Dettagli Recensione
Rapite
Più di tre anni di prigionia. Più di trentatre mesi di torture e violenza.
Quattro ragazze, poi solo tre. Uno scantinato buio, vecchie e solide catene arrugginite alle caviglie o ai polsi sfregano la pelle nuda fino ad escoriarla. La solitudine, la fame, la sete. La paura che lui ritorni, che il suo sguardo si posi su di te invece che sulle altre. Quando non credi più ai miracoli, quando il dolore è insopportabile, quando il tuo aguzzino si appropria anche della tua mente, l’ultima direzione è un senso unico verso la pazzia.
Dopo? Vittime della schiavitù, torneranno mai veramente libere?
Sarah si trasferisce a New York e, sopraffatta dalle molte patologie, affronta gli studi ed il lavoro protetta nel suo appartamento pulitissimo. Dieci anni di psicoterapia non le hanno ridato un’esistenza scevra dall’incubo del vivere, dal terrore che lui torni in libertà, che voglia riprendersi le sue donne.
Jack Derber potrebbe essere scarcerato.
Piatto ricco sulla tavola condivisa con Koethi Zan, qui gli ingredienti sono molti ed appetitosi.
Pecca però di inesperienza l’autrice inciampante su una ragionevolezza claudicante, lasciandoci con la forchetta a mezz’aria a rimpiangere il boccone succulento che ben sappiamo avremmo potuto addentare. Passi che si tratti di narrativa e una buona elasticità sia concessa, è però assolutamente inverosimile – tra le altre cose - che una donna profondamente traumatizzata da violenze estreme, colpita da fobia sociale e da agorafobia, in un battito di ciglia si tuffi in acque libere trasformandosi in novella detective dell’Fbi.

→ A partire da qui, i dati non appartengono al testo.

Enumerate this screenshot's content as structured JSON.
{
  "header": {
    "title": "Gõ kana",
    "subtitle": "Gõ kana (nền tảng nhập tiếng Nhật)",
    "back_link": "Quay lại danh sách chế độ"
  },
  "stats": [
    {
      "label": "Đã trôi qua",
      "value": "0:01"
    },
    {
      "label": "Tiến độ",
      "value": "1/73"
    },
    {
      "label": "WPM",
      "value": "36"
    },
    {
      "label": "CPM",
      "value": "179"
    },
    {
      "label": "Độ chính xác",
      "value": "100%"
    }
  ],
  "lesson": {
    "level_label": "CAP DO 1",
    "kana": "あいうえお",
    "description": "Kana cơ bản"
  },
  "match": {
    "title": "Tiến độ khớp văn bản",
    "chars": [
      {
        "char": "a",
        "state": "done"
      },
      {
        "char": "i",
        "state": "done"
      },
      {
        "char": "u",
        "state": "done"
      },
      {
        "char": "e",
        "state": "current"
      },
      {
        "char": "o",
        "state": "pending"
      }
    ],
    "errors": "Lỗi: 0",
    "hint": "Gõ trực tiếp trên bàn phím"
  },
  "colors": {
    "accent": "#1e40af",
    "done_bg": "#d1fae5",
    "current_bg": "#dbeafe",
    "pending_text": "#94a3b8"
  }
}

Nonostante l’eco della lettura sia quindi dilettantistico, ammetto che lo svelare la trama – non priva di colpi di scena- in maniera graduale ed il buon incipit del romanzo rendano comunque il thriller piacevole e scorrevole.
Ripongo in libreria tutto sommato soddisfatta, senza celarvi un velo di delusione ad ispessirmi le palpebre. Ha il sapore di un’opportunità perduta, come narrerebbe Icaro di occasioni che eri certo di potere stringere fra le dita per volare in alto, poi in questo luglio rovente il sole scioglie la cera e finisce come finisce, accidenti.